The cell phone rang in the office of the red-haired man. He shooed out two young assistants who closed the door behind them. Then he swiveled his chair so the high leather back was facing the door. He looked out the window, drew the cell phone from his inside jacket pocket, and answered on the fifth ring. If the phone had been stolen or lost and someone answered before that, the caller had been instructed to hang up.
'Yes?' the red-haired man said softly.
'He's completed phase one,' said the caller.
'Everything is exactly on schedule.'
'Thank you,' said the red-haired man and clicked off.
He immediately punched in a new number. The phone was answered on the fifth ring.
'Hello?' said a gravelly voice.
'We're on track,' said the red-haired man.
'Very good,' said the other.
'Anything from Benn?' asked the red-haired man.

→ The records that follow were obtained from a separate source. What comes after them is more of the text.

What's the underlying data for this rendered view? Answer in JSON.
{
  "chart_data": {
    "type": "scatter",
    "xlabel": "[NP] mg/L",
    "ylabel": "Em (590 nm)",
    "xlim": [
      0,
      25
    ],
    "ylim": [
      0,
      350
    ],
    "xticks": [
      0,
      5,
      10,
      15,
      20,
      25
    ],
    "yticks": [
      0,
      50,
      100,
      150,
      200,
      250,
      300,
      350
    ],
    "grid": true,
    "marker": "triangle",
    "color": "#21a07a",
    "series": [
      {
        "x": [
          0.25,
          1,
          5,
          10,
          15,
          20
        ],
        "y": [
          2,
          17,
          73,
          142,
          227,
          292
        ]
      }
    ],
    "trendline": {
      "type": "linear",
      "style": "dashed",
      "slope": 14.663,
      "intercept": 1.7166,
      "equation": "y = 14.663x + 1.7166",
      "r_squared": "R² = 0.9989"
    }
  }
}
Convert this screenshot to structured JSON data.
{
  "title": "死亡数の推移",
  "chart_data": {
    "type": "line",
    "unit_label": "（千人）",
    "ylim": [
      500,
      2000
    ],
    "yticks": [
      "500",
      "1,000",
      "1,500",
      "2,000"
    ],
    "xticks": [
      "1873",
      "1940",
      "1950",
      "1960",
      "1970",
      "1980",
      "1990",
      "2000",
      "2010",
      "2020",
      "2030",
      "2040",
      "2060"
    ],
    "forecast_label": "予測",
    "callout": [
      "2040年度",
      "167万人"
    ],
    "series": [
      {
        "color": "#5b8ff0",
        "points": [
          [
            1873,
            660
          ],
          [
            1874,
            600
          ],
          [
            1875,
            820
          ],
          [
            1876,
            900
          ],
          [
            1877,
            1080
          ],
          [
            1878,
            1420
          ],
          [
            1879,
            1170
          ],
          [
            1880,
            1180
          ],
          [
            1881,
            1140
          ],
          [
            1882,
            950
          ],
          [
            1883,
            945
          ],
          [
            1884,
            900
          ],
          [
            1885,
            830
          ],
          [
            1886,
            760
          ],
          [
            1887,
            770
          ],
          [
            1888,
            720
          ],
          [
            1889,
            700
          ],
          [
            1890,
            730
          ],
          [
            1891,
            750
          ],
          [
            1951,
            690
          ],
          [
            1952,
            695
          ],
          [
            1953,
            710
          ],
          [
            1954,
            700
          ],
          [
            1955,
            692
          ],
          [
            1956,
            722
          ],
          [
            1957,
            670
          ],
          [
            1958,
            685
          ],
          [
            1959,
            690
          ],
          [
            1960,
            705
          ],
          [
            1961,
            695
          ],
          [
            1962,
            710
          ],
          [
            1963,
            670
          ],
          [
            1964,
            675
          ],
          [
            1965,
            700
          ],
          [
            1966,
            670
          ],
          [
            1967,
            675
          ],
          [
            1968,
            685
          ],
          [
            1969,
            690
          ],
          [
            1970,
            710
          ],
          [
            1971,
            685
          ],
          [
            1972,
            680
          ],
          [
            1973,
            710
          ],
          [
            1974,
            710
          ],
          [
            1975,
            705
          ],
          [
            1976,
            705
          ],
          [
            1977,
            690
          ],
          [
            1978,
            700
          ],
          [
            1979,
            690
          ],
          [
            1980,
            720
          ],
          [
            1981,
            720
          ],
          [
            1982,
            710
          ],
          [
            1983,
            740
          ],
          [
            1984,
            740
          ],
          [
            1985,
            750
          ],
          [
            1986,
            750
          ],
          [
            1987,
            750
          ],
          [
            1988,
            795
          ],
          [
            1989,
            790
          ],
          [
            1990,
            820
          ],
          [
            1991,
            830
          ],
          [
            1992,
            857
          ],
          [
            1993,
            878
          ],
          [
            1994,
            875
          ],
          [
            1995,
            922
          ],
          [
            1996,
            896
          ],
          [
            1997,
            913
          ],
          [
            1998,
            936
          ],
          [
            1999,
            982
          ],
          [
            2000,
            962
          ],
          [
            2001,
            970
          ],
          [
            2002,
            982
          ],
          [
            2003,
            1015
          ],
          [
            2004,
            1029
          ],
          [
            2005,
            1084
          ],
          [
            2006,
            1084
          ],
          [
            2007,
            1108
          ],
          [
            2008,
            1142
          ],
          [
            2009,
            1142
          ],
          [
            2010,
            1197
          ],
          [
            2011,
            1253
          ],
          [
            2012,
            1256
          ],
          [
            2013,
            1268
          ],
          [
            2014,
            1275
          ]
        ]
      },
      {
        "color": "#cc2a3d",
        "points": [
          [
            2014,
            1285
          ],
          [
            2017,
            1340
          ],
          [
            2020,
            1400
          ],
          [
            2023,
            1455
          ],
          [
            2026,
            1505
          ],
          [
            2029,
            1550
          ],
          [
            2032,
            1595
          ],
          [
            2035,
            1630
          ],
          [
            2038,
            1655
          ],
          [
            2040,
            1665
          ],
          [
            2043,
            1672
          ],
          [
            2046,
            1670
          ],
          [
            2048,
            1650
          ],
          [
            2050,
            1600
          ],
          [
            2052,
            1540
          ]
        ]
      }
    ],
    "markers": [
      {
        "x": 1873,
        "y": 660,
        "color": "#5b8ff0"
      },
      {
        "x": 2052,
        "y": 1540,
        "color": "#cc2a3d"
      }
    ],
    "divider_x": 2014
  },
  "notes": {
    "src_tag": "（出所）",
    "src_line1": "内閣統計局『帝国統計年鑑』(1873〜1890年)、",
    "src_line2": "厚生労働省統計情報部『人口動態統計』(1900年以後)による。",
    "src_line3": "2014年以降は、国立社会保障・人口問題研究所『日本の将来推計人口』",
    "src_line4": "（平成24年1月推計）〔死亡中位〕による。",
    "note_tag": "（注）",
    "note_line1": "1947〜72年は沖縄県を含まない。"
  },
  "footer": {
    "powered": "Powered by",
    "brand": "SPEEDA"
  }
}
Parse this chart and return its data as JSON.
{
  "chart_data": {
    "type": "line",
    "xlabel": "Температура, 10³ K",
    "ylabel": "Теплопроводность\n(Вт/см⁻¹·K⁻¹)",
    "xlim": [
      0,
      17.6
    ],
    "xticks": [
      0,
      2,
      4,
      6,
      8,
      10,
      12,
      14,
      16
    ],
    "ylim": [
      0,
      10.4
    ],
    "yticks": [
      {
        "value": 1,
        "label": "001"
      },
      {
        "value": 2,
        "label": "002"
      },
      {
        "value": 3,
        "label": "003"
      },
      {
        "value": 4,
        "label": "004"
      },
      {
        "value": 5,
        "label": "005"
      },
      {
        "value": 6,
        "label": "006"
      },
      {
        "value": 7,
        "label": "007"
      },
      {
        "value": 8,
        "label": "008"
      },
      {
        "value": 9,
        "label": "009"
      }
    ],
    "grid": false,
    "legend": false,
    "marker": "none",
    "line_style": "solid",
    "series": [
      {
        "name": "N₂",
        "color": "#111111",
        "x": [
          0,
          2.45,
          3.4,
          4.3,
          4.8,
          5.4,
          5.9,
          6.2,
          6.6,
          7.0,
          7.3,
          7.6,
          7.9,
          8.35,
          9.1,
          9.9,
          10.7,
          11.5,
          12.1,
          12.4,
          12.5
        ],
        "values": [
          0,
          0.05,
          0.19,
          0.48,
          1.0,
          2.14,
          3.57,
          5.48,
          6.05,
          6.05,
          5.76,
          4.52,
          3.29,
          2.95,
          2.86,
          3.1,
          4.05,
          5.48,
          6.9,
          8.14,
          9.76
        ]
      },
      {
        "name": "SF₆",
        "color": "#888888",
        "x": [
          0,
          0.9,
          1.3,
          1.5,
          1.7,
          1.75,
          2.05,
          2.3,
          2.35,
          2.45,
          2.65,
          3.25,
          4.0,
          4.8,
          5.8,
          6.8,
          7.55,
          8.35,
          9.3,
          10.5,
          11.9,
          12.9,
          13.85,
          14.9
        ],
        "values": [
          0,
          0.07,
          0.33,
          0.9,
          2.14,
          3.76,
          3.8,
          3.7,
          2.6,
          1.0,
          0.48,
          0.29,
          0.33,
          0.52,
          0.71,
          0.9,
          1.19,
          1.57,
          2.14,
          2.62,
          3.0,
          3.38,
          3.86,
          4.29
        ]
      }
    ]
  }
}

'Nothing yet,' said the other.
'It will come.'
The men hung up.
The red-haired man put the phone back in his jacket pocket. He looked out across his desk and the office beyond. The photographs with the president and foreign heads of state. The commendations. A seven-by-ten-inch American flag that had been given to him by his mother.
The red-haired man had carried it, folded, in his back pocket during his tour of duty in Vietnam. It was framed on the wall, still creased and soiled with sweat and mud, the lubricants of combat.
As the red-haired man called his two aides back to the office, the ordinary nature of that act, the return of routine, underscored the extreme and complex nature of what he and his partners were undertaking. To remake the international political and economic map was one thing. But to do it quickly, in a stroke such as this, was unprecedented.
The work was daunting, and it was exciting. If the operation ever were to become publicly known, it would be considered monstrous by some. But to many, so were the American Revolution and the Civil War in their day.
So was the involvement of the United States in World War II, before Pearl Harbor. The red-haired man only hoped that if their actions were ever revealed, people would understand why they had been necessary. That the world in which the United States existed was radically different from the world into which the United States had been born. That in order to grow it was sometimes necessary to destroy. Sometimes rules, sometimes lives.
Sometimes both.
Camp Springs, Maryland Monday, 3:14 p.m.
Paul Hood called Senator Fox after returning from the White House. She admitted being totally confused by the president's remarks and had put in a call to him to talk about it. Hood asked her to hold off until after he had had a chance to review the situation. She agreed.
Then Hood called Bob Herbert. Hood briefed the intelligence chief on his conversation with the First Lady, after which he asked Herbert to find out what he could about the phone call from the hotel and whether anyone else had noticed any odd behavior from the president.